The army aviation helicopter, which was helping with flood relief work in Balochistan province, lost contact with air traffic control on Monday.
“He [Ghafoor] is replacing Lt. Gen. Sarfraz Ali ... who embraced shahadat (martyrdom) in a helicopter crash due to bad weather during flood relief operations in Lasbela, Balochistan, on 1 August 2022,” the Pakistan army said in a statement.
Lt Gen Ghafoor has previously served as the head of the army’s media wing, ISPR, a role in which he is widely believed to have tightened the military’s grip over Pakistan’s media landscape and imposed de facto censorship rules. The military denies it suppresses the press.
The XII Corps, also known as Quetta Corps, is stationed in Quetta, the capital of Balochistan province. The strategically key formation has been on the frontlines of the war against militants and separatists, and was originally raised after the Soviet invasion of Afghanistan in 1979, spending the first few years of its history guarding against Soviet expansionism.
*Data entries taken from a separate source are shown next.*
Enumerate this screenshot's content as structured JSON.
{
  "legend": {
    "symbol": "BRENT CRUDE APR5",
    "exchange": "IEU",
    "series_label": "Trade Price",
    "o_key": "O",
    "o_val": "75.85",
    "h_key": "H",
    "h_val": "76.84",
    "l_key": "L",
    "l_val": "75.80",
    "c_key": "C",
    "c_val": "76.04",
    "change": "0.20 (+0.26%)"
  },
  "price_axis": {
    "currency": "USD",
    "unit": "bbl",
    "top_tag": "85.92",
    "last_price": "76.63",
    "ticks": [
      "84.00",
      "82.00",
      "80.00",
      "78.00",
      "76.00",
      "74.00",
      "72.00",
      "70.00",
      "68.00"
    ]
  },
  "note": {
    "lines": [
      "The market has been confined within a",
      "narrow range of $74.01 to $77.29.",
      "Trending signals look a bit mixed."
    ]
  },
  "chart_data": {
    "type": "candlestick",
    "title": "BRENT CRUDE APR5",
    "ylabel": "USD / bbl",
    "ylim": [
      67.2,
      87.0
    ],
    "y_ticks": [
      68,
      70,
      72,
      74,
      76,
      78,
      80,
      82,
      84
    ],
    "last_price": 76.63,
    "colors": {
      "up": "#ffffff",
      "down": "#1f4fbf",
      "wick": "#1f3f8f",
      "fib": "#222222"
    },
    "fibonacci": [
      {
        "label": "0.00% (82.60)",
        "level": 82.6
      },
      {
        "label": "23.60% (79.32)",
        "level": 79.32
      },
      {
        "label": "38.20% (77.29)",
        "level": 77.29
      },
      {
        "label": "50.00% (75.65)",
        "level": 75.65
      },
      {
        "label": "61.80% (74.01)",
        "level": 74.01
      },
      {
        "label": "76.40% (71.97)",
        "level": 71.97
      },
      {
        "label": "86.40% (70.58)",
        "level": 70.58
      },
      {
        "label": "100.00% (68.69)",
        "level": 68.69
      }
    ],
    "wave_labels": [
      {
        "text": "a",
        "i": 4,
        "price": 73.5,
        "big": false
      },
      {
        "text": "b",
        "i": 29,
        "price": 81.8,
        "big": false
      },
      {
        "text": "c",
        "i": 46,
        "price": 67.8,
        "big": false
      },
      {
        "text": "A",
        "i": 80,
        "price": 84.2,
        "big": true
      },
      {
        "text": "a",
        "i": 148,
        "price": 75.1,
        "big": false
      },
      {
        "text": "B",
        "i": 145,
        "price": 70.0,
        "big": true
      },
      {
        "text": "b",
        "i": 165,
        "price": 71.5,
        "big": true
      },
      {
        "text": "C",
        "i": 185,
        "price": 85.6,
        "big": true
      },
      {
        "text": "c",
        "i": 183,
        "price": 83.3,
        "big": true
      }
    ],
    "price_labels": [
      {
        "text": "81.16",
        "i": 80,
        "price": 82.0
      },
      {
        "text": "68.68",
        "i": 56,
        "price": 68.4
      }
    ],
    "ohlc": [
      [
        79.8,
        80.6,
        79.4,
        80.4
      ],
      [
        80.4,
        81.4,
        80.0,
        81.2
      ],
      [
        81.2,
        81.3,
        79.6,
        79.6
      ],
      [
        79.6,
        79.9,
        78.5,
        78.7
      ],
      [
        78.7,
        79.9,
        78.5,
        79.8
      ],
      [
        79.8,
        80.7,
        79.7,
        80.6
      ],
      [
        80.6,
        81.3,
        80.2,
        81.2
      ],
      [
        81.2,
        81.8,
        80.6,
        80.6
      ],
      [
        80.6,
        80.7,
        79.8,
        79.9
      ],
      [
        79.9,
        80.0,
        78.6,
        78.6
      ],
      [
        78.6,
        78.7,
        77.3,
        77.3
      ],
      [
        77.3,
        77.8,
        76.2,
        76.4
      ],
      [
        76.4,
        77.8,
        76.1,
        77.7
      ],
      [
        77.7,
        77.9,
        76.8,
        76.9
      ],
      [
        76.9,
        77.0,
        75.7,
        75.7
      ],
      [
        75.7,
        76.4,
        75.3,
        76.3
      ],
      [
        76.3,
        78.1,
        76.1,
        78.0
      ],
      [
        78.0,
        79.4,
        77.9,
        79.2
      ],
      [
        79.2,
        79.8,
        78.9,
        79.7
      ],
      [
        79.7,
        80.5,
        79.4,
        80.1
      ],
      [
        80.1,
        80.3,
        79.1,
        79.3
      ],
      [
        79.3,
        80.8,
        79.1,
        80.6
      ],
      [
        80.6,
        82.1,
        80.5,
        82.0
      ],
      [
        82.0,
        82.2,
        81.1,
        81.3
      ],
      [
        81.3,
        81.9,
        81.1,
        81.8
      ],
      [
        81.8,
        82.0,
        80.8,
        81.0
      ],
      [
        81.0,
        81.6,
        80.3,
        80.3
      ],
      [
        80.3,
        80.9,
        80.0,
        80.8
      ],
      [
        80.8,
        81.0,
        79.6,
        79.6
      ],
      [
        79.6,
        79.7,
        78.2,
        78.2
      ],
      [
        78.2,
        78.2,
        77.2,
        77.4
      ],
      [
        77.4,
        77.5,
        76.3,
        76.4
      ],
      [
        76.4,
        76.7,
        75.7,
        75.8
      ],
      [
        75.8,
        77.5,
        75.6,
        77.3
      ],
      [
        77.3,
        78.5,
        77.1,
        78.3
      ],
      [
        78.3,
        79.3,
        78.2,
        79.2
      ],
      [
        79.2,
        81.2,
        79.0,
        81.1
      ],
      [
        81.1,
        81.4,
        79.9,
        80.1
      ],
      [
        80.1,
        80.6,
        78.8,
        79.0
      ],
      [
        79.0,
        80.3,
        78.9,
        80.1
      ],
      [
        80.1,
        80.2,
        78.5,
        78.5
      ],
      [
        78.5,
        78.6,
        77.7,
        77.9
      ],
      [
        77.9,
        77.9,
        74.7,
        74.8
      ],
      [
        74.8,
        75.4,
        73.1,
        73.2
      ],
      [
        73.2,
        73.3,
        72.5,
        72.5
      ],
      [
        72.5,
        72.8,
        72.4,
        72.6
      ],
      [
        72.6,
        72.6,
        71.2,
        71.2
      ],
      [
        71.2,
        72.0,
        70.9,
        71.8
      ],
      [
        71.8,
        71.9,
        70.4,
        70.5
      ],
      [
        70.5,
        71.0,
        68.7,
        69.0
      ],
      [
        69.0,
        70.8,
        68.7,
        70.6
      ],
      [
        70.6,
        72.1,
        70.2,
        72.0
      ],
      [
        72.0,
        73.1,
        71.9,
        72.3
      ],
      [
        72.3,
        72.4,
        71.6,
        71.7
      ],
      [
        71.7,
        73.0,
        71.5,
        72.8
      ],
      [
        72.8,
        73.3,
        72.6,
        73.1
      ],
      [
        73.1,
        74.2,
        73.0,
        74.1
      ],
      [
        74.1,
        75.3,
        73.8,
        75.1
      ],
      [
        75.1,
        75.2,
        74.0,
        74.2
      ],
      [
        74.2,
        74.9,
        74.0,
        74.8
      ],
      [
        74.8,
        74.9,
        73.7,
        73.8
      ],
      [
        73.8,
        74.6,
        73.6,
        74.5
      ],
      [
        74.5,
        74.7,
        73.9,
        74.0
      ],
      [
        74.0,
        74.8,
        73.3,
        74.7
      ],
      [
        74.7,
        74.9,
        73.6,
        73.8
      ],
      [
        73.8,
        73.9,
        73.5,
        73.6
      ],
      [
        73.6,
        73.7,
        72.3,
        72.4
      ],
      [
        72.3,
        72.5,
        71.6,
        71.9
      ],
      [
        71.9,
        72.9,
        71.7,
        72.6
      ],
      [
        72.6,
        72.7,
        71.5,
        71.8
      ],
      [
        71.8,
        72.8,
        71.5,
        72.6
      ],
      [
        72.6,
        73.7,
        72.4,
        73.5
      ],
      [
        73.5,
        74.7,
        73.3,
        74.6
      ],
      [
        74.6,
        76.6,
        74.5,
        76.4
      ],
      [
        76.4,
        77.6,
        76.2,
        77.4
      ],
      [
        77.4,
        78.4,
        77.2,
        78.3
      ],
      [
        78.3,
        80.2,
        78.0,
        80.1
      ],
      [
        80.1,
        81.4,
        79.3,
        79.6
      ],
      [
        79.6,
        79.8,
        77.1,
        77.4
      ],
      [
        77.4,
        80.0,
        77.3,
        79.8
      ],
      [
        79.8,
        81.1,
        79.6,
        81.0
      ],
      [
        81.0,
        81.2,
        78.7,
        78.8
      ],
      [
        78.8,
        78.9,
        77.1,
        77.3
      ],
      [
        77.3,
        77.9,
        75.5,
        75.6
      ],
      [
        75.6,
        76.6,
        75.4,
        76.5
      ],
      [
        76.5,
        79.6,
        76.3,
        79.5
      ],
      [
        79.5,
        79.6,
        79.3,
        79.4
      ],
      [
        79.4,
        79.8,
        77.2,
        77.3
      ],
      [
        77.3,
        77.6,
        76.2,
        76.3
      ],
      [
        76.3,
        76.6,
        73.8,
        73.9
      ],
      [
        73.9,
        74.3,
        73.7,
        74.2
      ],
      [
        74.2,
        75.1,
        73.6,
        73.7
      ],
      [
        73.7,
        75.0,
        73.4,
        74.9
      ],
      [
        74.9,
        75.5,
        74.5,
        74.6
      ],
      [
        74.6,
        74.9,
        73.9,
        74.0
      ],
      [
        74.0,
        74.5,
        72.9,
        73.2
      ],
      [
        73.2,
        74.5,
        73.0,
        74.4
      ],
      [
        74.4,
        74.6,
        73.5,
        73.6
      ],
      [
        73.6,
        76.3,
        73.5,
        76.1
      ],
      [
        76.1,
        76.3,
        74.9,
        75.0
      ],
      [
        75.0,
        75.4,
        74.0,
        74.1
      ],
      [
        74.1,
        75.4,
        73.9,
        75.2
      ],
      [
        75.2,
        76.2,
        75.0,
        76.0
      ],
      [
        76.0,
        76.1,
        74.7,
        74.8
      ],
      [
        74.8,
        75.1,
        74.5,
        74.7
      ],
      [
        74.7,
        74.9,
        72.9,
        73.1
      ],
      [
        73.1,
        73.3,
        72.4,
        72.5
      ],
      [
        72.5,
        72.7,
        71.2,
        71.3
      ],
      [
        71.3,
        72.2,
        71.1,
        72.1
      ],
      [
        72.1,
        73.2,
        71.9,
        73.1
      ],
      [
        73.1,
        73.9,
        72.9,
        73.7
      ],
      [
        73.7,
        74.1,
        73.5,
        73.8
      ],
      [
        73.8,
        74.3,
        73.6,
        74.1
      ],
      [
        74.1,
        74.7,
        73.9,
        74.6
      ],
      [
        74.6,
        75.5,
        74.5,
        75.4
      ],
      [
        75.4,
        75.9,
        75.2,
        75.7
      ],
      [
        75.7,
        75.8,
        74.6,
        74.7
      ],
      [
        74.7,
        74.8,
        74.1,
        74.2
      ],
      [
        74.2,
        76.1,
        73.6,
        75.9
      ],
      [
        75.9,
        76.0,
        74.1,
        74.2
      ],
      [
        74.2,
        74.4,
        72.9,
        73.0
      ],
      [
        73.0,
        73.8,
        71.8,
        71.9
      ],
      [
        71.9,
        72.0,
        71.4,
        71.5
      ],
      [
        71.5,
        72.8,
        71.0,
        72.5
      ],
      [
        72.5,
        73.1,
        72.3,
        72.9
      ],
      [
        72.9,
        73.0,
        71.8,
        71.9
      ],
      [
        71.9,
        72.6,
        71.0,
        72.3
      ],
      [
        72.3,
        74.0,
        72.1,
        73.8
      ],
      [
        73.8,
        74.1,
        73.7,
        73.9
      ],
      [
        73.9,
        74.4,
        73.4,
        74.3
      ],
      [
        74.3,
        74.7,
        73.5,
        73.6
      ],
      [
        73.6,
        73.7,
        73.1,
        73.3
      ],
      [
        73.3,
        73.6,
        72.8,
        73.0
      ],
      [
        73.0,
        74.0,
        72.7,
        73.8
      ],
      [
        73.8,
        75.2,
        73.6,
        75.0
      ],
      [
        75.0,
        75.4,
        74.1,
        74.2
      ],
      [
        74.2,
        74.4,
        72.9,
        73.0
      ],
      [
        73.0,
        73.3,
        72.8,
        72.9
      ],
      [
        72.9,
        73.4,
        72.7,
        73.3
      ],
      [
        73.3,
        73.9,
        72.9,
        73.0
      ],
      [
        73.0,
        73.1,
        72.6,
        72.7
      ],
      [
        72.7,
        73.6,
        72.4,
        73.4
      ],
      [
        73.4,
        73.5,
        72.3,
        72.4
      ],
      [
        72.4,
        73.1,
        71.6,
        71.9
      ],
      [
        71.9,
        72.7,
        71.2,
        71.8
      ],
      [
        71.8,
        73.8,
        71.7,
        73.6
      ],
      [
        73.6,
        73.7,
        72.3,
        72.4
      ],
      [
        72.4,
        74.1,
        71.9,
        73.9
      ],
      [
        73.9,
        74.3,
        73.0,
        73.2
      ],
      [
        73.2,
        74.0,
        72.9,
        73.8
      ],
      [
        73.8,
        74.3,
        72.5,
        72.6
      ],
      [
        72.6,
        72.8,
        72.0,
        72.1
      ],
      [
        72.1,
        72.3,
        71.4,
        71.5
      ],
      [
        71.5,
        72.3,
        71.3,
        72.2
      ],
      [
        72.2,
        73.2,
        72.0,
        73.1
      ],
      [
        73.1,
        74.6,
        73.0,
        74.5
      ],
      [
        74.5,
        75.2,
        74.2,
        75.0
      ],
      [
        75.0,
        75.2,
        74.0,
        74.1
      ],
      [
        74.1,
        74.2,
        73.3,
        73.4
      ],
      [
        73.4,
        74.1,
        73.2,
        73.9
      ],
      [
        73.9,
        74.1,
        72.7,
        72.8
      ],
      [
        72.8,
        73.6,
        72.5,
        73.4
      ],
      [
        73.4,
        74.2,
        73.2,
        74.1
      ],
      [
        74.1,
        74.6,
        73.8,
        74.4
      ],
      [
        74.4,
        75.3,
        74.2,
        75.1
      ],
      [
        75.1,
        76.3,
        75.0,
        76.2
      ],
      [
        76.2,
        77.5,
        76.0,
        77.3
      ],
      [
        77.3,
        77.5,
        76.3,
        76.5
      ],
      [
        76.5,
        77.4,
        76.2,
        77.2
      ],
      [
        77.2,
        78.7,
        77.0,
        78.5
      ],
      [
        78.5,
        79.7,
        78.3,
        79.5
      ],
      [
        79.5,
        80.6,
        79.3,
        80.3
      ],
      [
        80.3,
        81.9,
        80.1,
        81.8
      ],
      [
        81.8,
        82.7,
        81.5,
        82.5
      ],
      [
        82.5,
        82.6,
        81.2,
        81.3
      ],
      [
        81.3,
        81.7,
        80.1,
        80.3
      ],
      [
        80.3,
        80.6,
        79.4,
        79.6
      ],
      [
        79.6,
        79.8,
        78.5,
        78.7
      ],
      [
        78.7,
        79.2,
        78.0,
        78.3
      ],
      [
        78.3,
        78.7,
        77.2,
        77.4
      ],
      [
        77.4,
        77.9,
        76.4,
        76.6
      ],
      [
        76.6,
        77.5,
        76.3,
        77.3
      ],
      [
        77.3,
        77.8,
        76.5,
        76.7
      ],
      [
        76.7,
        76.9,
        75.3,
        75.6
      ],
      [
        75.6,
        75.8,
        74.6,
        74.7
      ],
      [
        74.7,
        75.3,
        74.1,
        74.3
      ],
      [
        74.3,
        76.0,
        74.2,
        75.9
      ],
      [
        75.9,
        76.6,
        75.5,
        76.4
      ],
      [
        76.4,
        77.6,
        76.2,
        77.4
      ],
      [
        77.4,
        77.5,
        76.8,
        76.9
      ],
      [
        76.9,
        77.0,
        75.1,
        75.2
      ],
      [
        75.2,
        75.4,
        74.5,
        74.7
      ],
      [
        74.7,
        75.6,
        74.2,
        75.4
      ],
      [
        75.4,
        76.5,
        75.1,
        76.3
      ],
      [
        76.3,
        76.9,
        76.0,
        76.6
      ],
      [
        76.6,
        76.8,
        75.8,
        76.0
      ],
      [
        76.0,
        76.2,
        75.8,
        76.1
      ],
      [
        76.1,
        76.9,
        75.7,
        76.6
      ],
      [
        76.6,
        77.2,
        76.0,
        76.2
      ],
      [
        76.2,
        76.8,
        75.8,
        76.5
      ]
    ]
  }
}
Ethnic Baloch militants have for decades waged an insurgency against the Pakistani government and army in Balochistan, complaining that its rich gas and mineral resource are unfairly exploited to the benefit of other parts of the country. The state denies this. The Pakistan army has launched several operations against separatist insurgents in its 75-year-long history. But the insurgency in Balochistan, a sparsely populated, mountainous, desert region bordering Afghanistan and Iran, has sometimes waned and sometimes intensified over the years.
The province is also home to deep-water Gawadar port, which neighboring China has been developing as part of a multi-billion dollar China-Pakistan Economic Corridor to link road and sea routes with Beijing’s Belt and Road Initiative. Separatists oppose the projects and try to attack them.